# asian rummy nose.



## taoyeah (Aug 8, 2007)

i bought 12 of these asian rummy nose ,for only $1 each,and 3 for 2.75.what a good deal and they are pretty.not now,they looks stressed.


----------



## algaehater (Jul 18, 2008)

Cheap as chips!!!


----------



## Six (May 29, 2006)

_Sabwa respendens_ awesome fish! I tried keeping them in my warm high tech tank and they just starved themselves. There was a little too much heat and they lost weight and there was a little too much competition with tankmates. Keep an eye on those factors, IME, and you'll be good to go! That is very cheap- where'd you get them? I had to resort to PetSmart (yes, they had them there!

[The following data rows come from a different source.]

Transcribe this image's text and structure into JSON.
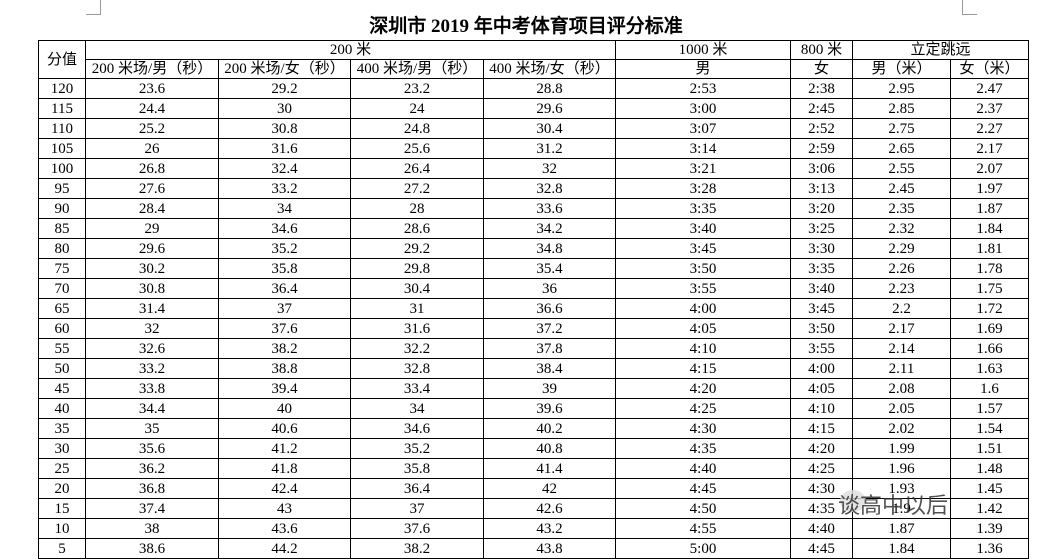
{
  "header": {
    "title": "深圳市 2019 年中考体育项目评分标准"
  },
  "table": {
    "group_headers": [
      "分值",
      "200 米",
      "1000 米",
      "800 米",
      "立定跳远"
    ],
    "sub_headers": [
      "200 米场/男（秒）",
      "200 米场/女（秒）",
      "400 米场/男（秒）",
      "400 米场/女（秒）",
      "男",
      "女",
      "男（米）",
      "女（米）"
    ],
    "rows": [
      [
        "120",
        "23.6",
        "29.2",
        "23.2",
        "28.8",
        "2:53",
        "2:38",
        "2.95",
        "2.47"
      ],
      [
        "115",
        "24.4",
        "30",
        "24",
        "29.6",
        "3:00",
        "2:45",
        "2.85",
        "2.37"
      ],
      [
        "110",
        "25.2",
        "30.8",
        "24.8",
        "30.4",
        "3:07",
        "2:52",
        "2.75",
        "2.27"
      ],
      [
        "105",
        "26",
        "31.6",
        "25.6",
        "31.2",
        "3:14",
        "2:59",
        "2.65",
        "2.17"
      ],
      [
        "100",
        "26.8",
        "32.4",
        "26.4",
        "32",
        "3:21",
        "3:06",
        "2.55",
        "2.07"
      ],
      [
        "95",
        "27.6",
        "33.2",
        "27.2",
        "32.8",
        "3:28",
        "3:13",
        "2.45",
        "1.97"
      ],
      [
        "90",
        "28.4",
        "34",
        "28",
        "33.6",
        "3:35",
        "3:20",
        "2.35",
        "1.87"
      ],
      [
        "85",
        "29",
        "34.6",
        "28.6",
        "34.2",
        "3:40",
        "3:25",
        "2.32",
        "1.84"
      ],
      [
        "80",
        "29.6",
        "35.2",
        "29.2",
        "34.8",
        "3:45",
        "3:30",
        "2.29",
        "1.81"
      ],
      [
        "75",
        "30.2",
        "35.8",
        "29.8",
        "35.4",
        "3:50",
        "3:35",
        "2.26",
        "1.78"
      ],
      [
        "70",
        "30.8",
        "36.4",
        "30.4",
        "36",
        "3:55",
        "3:40",
        "2.23",
        "1.75"
      ],
      [
        "65",
        "31.4",
        "37",
        "31",
        "36.6",
        "4:00",
        "3:45",
        "2.2",
        "1.72"
      ],
      [
        "60",
        "32",
        "37.6",
        "31.6",
        "37.2",
        "4:05",
        "3:50",
        "2.17",
        "1.69"
      ],
      [
        "55",
        "32.6",
        "38.2",
        "32.2",
        "37.8",
        "4:10",
        "3:55",
        "2.14",
        "1.66"
      ],
      [
        "50",
        "33.2",
        "38.8",
        "32.8",
        "38.4",
        "4:15",
        "4:00",
        "2.11",
        "1.63"
      ],
      [
        "45",
        "33.8",
        "39.4",
        "33.4",
        "39",
        "4:20",
        "4:05",
        "2.08",
        "1.6"
      ],
      [
        "40",
        "34.4",
        "40",
        "34",
        "39.6",
        "4:25",
        "4:10",
        "2.05",
        "1.57"
      ],
      [
        "35",
        "35",
        "40.6",
        "34.6",
        "40.2",
        "4:30",
        "4:15",
        "2.02",
        "1.54"
      ],
      [
        "30",
        "35.6",
        "41.2",
        "35.2",
        "40.8",
        "4:35",
        "4:20",
        "1.99",
        "1.51"
      ],
      [
        "25",
        "36.2",
        "41.8",
        "35.8",
        "41.4",
        "4:40",
        "4:25",
        "1.96",
        "1.48"
      ],
      [
        "20",
        "36.8",
        "42.4",
        "36.4",
        "42",
        "4:45",
        "4:30",
        "1.93",
        "1.45"
      ],
      [
        "15",
        "37.4",
        "43",
        "37",
        "42.6",
        "4:50",
        "4:35",
        "1.9",
        "1.42"
      ],
      [
        "10",
        "38",
        "43.6",
        "37.6",
        "43.2",
        "4:55",
        "4:40",
        "1.87",
        "1.39"
      ],
      [
        "5",
        "38.6",
        "44.2",
        "38.2",
        "43.8",
        "5:00",
        "4:45",
        "1.84",
        "1.36"
      ]
    ]
  },
  "watermark": "谈高中以后"
}
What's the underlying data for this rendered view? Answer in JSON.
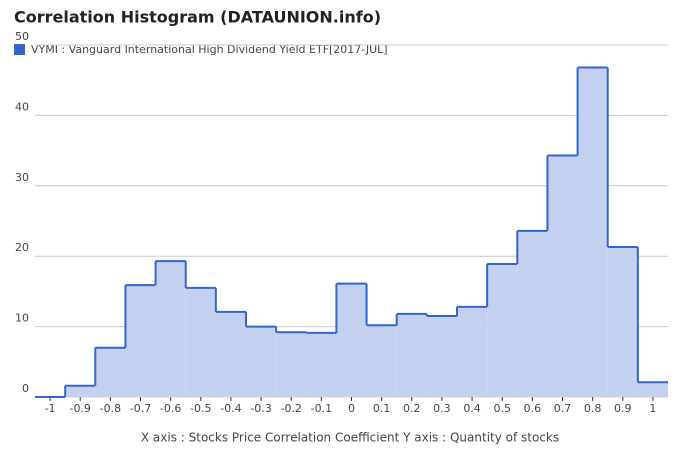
{
  "chart_data": {
    "type": "step-area",
    "title": "Correlation Histogram (DATAUNION.info)",
    "axis_caption": "X axis : Stocks Price Correlation Coefficient  Y axis : Quantity of stocks",
    "x": [
      -1,
      -0.9,
      -0.8,
      -0.7,
      -0.6,
      -0.5,
      -0.4,
      -0.3,
      -0.2,
      -0.1,
      0,
      0.1,
      0.2,
      0.3,
      0.4,
      0.5,
      0.6,
      0.7,
      0.8,
      0.9,
      1
    ],
    "series": [
      {
        "name": "VYMI : Vanguard International High Dividend Yield ETF[2017-JUL]",
        "color": "#3366cc",
        "fill": "#c3d0f0",
        "values": [
          0,
          1.6,
          7.0,
          15.9,
          19.3,
          15.5,
          12.1,
          10.0,
          9.2,
          9.1,
          16.1,
          10.2,
          11.8,
          11.5,
          12.8,
          18.9,
          23.6,
          34.3,
          46.8,
          21.3,
          2.1
        ]
      }
    ],
    "xlim": [
      -1.05,
      1.05
    ],
    "xticks": [
      -1,
      -0.9,
      -0.8,
      -0.7,
      -0.6,
      -0.5,
      -0.4,
      -0.3,
      -0.2,
      -0.1,
      0,
      0.1,
      0.2,
      0.3,
      0.4,
      0.5,
      0.6,
      0.7,
      0.8,
      0.9,
      1
    ],
    "ylim": [
      0,
      50
    ],
    "yticks": [
      0,
      10,
      20,
      30,
      40,
      50
    ],
    "grid": true,
    "bin_width": 0.1
  }
}
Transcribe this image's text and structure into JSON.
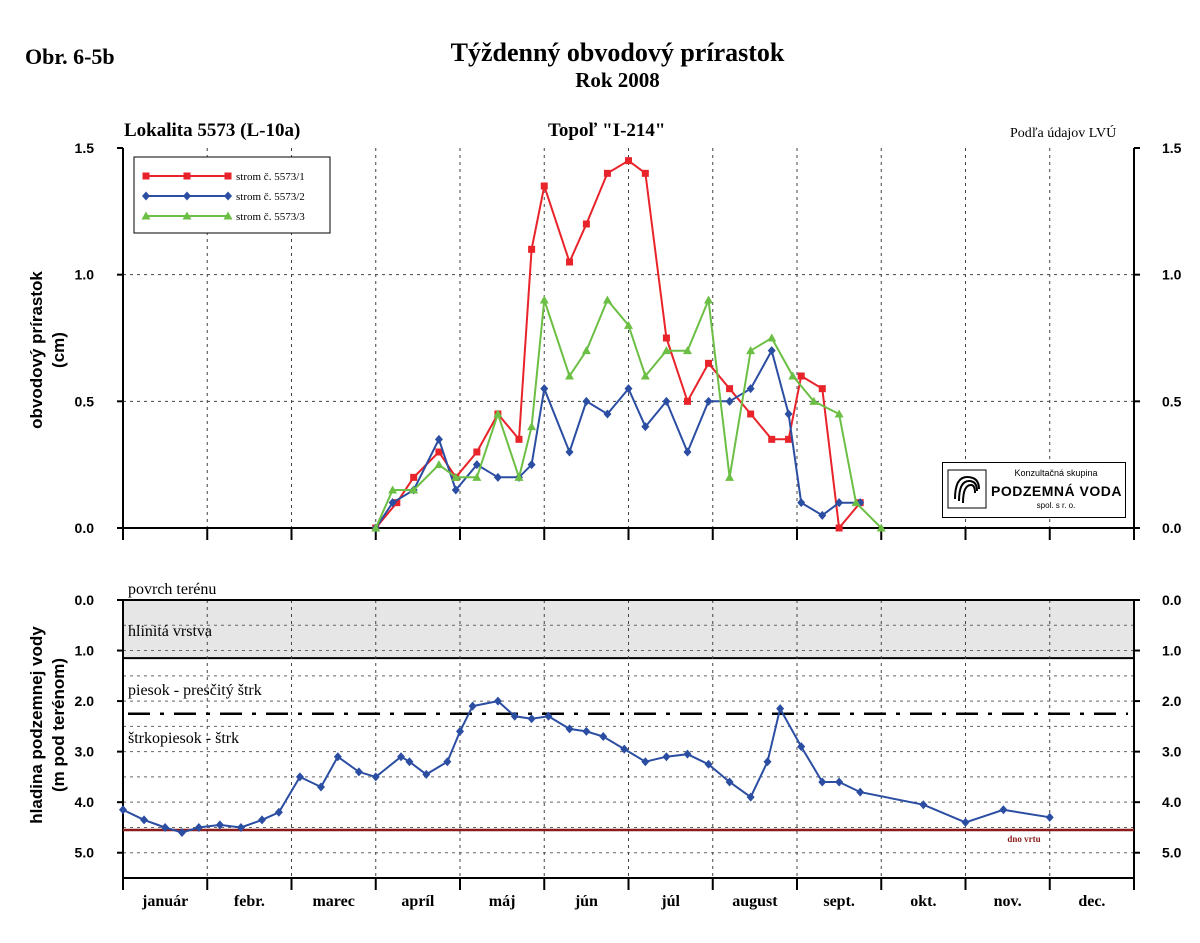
{
  "figure_label": "Obr. 6-5b",
  "title": "Týždenný obvodový prírastok",
  "subtitle": "Rok 2008",
  "location": "Lokalita 5573 (L-10a)",
  "tree_type": "Topoľ \"I-214\"",
  "source_note": "Podľa údajov LVÚ",
  "logo": {
    "line1": "Konzultačná skupina",
    "line2": "PODZEMNÁ VODA",
    "line3": "spol. s r. o."
  },
  "colors": {
    "red": "#e8232a",
    "blue": "#2b4ea2",
    "green": "#6cbf45",
    "bottom_line": "#8b1c1c",
    "soil": "#e6e6e6"
  },
  "chart_data": [
    {
      "type": "line",
      "ylabel": "obvodový prírastok",
      "yunit": "(cm)",
      "ylim": [
        0,
        1.5
      ],
      "yticks": [
        "0.0",
        "0.5",
        "1.0",
        "1.5"
      ],
      "xlim": [
        0,
        12
      ],
      "months": [
        "január",
        "febr.",
        "marec",
        "apríl",
        "máj",
        "jún",
        "júl",
        "august",
        "sept.",
        "okt.",
        "nov.",
        "dec."
      ],
      "grid": true,
      "legend_position": "top-left",
      "series": [
        {
          "name": "strom č. 5573/1",
          "color": "#e8232a",
          "marker": "square",
          "x": [
            3.0,
            3.25,
            3.45,
            3.75,
            3.95,
            4.2,
            4.45,
            4.7,
            4.85,
            5.0,
            5.3,
            5.5,
            5.75,
            6.0,
            6.2,
            6.45,
            6.7,
            6.95,
            7.2,
            7.45,
            7.7,
            7.9,
            8.05,
            8.3,
            8.5,
            8.75
          ],
          "y": [
            0.0,
            0.1,
            0.2,
            0.3,
            0.2,
            0.3,
            0.45,
            0.35,
            1.1,
            1.35,
            1.05,
            1.2,
            1.4,
            1.45,
            1.4,
            0.75,
            0.5,
            0.65,
            0.55,
            0.45,
            0.35,
            0.35,
            0.6,
            0.55,
            0.0,
            0.1
          ]
        },
        {
          "name": "strom č. 5573/2",
          "color": "#2b4ea2",
          "marker": "diamond",
          "x": [
            3.0,
            3.2,
            3.45,
            3.75,
            3.95,
            4.2,
            4.45,
            4.7,
            4.85,
            5.0,
            5.3,
            5.5,
            5.75,
            6.0,
            6.2,
            6.45,
            6.7,
            6.95,
            7.2,
            7.45,
            7.7,
            7.9,
            8.05,
            8.3,
            8.5,
            8.75
          ],
          "y": [
            0.0,
            0.1,
            0.15,
            0.35,
            0.15,
            0.25,
            0.2,
            0.2,
            0.25,
            0.55,
            0.3,
            0.5,
            0.45,
            0.55,
            0.4,
            0.5,
            0.3,
            0.5,
            0.5,
            0.55,
            0.7,
            0.45,
            0.1,
            0.05,
            0.1,
            0.1
          ]
        },
        {
          "name": "strom č. 5573/3",
          "color": "#6cbf45",
          "marker": "triangle",
          "x": [
            3.0,
            3.2,
            3.45,
            3.75,
            3.95,
            4.2,
            4.45,
            4.7,
            4.85,
            5.0,
            5.3,
            5.5,
            5.75,
            6.0,
            6.2,
            6.45,
            6.7,
            6.95,
            7.2,
            7.45,
            7.7,
            7.95,
            8.2,
            8.5,
            8.7,
            9.0
          ],
          "y": [
            0.0,
            0.15,
            0.15,
            0.25,
            0.2,
            0.2,
            0.45,
            0.2,
            0.4,
            0.9,
            0.6,
            0.7,
            0.9,
            0.8,
            0.6,
            0.7,
            0.7,
            0.9,
            0.2,
            0.7,
            0.75,
            0.6,
            0.5,
            0.45,
            0.1,
            0.0
          ]
        }
      ]
    },
    {
      "type": "line",
      "ylabel": "hladina podzemnej vody",
      "yunit": "(m pod terénom)",
      "ylim": [
        0,
        5.5
      ],
      "y_inverted": true,
      "yticks": [
        "0.0",
        "1.0",
        "2.0",
        "3.0",
        "4.0",
        "5.0"
      ],
      "xlim": [
        0,
        12
      ],
      "grid": true,
      "layers": {
        "surface": "povrch terénu",
        "clay": "hlinitá vrstva",
        "clay_depth": 1.15,
        "sand": "piesok - presčitý štrk",
        "gravel": "štrkopiesok - štrk",
        "dash_depth": 2.25,
        "bottom": "dno vrtu",
        "bottom_depth": 4.55
      },
      "series": [
        {
          "name": "",
          "color": "#2b4ea2",
          "marker": "diamond",
          "x": [
            0.0,
            0.25,
            0.5,
            0.7,
            0.9,
            1.15,
            1.4,
            1.65,
            1.85,
            2.1,
            2.35,
            2.55,
            2.8,
            3.0,
            3.3,
            3.4,
            3.6,
            3.85,
            4.0,
            4.15,
            4.45,
            4.65,
            4.85,
            5.05,
            5.3,
            5.5,
            5.7,
            5.95,
            6.2,
            6.45,
            6.7,
            6.95,
            7.2,
            7.45,
            7.65,
            7.8,
            8.05,
            8.3,
            8.5,
            8.75,
            9.5,
            10.0,
            10.45,
            11.0
          ],
          "y": [
            4.15,
            4.35,
            4.5,
            4.6,
            4.5,
            4.45,
            4.5,
            4.35,
            4.2,
            3.5,
            3.7,
            3.1,
            3.4,
            3.5,
            3.1,
            3.2,
            3.45,
            3.2,
            2.6,
            2.1,
            2.0,
            2.3,
            2.35,
            2.3,
            2.55,
            2.6,
            2.7,
            2.95,
            3.2,
            3.1,
            3.05,
            3.25,
            3.6,
            3.9,
            3.2,
            2.15,
            2.9,
            3.6,
            3.6,
            3.8,
            4.05,
            4.4,
            4.15,
            4.3
          ]
        }
      ]
    }
  ]
}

MisID'd of course) and could only get males.

GL!


----------



## taoyeah (Aug 8, 2007)

i bought them from FISH TOWN in ny.they used to be $3 each,after a month,they moved them into the 99 cent tank.so i bought all of them,.but not healthy.btw.what kind of rainbow are you breeding now?except parva.rainbow fish is my favorite.


----------



## Six (May 29, 2006)

tao-

m. duboulayi
g. multisquamata
betotia sp. "ankavia river"

though these are not producing as well as my parva- still young having bought them last year as 1" juvies and the Betotia I just cant seem to figure out where they're spawning, LOL.


----------